# Implements statistical baselines.

import numpy as np
from scipy.stats import gaussian_kde
from scipy.spatial import distance
from scipy.stats import zscore, ks_2samp, mannwhitneyu, entropy
from scipy.stats import wasserstein_distance
from sklearn.metrics import mutual_info_score
from sklearn.preprocessing import KBinsDiscretizer
from sklearn.neighbors import LocalOutlierFactor
from sklearn.ensemble import IsolationForest

def calculate_mahalanobis_distance(X_id, X_ood):
    """
    Calculates the Mahalanobis distance between real and fake data.

    Args:
        X_id (numpy.ndarray): Real data samples.
        X_ood (numpy.ndarray): Fake data samples.

    Returns:
        numpy.ndarray: Mahalanobis distances for each fake data sample.
    """
    epsilon = 1e-5  # Small regularization factor, s.t. no divide by zero error.
    cov_matrix = np.cov(X_id.T)
    cov_matrix += np.eye(cov_matrix.shape[0]) * epsilon  # Regularization
    inv_cov_matrix = np.linalg.inv(cov_matrix)
    mean_diffs = X_ood - np.mean(X_id, axis=0)
    return np.sqrt(np.diag(np.dot(np.dot(mean_diffs, inv_cov_matrix), mean_diffs.T)))

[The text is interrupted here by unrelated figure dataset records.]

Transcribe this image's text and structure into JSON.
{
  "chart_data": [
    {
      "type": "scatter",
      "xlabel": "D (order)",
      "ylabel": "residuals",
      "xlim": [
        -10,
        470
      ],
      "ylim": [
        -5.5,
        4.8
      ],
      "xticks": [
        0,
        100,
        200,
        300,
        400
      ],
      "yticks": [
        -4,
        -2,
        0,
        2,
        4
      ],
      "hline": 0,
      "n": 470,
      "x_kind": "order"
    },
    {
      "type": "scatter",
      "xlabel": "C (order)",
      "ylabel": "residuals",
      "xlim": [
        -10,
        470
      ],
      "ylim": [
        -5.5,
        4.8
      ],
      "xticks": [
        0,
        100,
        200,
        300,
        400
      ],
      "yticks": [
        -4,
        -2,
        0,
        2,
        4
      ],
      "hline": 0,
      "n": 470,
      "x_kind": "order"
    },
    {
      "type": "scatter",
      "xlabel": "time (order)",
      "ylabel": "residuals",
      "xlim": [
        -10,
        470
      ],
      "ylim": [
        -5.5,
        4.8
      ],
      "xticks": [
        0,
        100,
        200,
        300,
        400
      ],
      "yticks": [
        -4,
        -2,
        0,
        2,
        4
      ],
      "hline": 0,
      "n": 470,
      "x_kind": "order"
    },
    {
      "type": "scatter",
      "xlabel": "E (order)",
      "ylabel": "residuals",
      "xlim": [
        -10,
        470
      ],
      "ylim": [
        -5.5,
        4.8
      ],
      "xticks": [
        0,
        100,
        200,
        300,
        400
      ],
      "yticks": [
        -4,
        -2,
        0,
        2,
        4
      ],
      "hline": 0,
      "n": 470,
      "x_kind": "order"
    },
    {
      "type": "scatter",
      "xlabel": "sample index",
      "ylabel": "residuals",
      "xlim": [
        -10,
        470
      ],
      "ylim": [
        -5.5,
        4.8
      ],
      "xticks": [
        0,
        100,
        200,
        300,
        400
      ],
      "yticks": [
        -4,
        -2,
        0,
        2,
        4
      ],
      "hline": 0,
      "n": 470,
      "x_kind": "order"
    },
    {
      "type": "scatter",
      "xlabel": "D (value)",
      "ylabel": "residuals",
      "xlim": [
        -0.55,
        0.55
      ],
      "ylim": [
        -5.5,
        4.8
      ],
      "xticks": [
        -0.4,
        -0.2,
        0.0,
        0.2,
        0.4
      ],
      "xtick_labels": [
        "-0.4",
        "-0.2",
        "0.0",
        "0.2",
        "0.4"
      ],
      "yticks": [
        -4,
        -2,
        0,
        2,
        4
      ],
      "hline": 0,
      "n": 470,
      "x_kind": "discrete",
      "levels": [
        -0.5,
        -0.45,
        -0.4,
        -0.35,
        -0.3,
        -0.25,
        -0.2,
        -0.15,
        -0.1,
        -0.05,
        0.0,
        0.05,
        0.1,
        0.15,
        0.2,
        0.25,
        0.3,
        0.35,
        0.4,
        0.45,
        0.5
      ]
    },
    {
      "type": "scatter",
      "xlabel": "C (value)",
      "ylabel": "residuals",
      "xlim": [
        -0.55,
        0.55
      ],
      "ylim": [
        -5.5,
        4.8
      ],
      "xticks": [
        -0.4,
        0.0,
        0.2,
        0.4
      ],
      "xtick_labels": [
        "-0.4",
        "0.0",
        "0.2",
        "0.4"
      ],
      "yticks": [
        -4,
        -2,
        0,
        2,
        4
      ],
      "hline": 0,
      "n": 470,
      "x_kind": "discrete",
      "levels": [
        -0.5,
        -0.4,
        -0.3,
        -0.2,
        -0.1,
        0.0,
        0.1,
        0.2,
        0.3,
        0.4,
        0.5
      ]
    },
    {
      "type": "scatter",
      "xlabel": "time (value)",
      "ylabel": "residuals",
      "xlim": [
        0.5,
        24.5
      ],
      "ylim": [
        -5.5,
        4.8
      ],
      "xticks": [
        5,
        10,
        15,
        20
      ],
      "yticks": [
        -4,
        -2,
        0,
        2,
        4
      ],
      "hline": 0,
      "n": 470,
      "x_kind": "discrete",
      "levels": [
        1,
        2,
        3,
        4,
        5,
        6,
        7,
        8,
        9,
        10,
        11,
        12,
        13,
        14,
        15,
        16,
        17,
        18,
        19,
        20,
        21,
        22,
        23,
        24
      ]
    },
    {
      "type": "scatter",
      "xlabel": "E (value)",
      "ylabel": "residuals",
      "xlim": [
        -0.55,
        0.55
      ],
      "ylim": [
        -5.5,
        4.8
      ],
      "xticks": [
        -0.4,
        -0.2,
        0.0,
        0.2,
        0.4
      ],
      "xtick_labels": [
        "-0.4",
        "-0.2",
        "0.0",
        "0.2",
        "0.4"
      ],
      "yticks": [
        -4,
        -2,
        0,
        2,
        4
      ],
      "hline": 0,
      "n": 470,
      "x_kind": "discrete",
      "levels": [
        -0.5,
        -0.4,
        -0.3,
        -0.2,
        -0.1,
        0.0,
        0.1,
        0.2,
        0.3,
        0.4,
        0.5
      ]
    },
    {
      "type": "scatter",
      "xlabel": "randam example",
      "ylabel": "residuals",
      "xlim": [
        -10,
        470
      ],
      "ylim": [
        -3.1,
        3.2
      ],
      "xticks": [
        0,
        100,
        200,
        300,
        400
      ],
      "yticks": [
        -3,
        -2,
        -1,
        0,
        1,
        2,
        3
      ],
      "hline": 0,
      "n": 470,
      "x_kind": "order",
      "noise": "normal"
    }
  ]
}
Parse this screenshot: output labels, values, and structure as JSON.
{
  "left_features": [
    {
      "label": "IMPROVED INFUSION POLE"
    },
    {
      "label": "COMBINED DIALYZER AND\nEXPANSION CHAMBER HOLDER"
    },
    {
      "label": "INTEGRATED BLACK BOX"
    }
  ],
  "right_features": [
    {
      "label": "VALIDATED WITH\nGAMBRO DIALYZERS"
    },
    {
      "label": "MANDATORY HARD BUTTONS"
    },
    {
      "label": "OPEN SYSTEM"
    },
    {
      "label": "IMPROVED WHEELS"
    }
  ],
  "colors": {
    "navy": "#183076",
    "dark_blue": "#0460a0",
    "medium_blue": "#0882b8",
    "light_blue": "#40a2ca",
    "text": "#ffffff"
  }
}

def compute_divergence(p, q, epsilon=1e-10):
    """
    Computes the KL divergence and JS divergence between two distributions with regularization.
    Args:
        p (numpy.ndarray): First distribution.
        q (numpy.ndarray): Second distribution.
        epsilon (float, optional): Small value for regularization. Defaults to 1e-10.
    Returns:
        tuple: A tuple containing the KL divergence and JS divergence.
    """
    p += epsilon
    q += epsilon
    p /= p.sum()
    q /= q.sum()
    kl_div = np.sum(p * np.log(p / q))
    js_div = (kl_div + np.sum(q * np.log(q / p))) / 2
    return kl_div, js_div

def bhattacharyya_distance(p, q, epsilon=1e-10):
    """
    Calculates the Bhattacharyya distance between two distributions.
    Args:
        p (numpy.ndarray): First distribution.
        q (numpy.ndarray): Second distribution.
        epsilon (float, optional): Small value for regularization. Defaults to 1e-10.
    Returns:
        float: Bhattacharyya distance between the distributions.
    """
    p = p + epsilon
    q = q + epsilon
    p /= p.sum()
    q /= q.sum()
    # Compute the Bhattacharyya distance
    return -np.log(np.sum(np.sqrt(p * q)))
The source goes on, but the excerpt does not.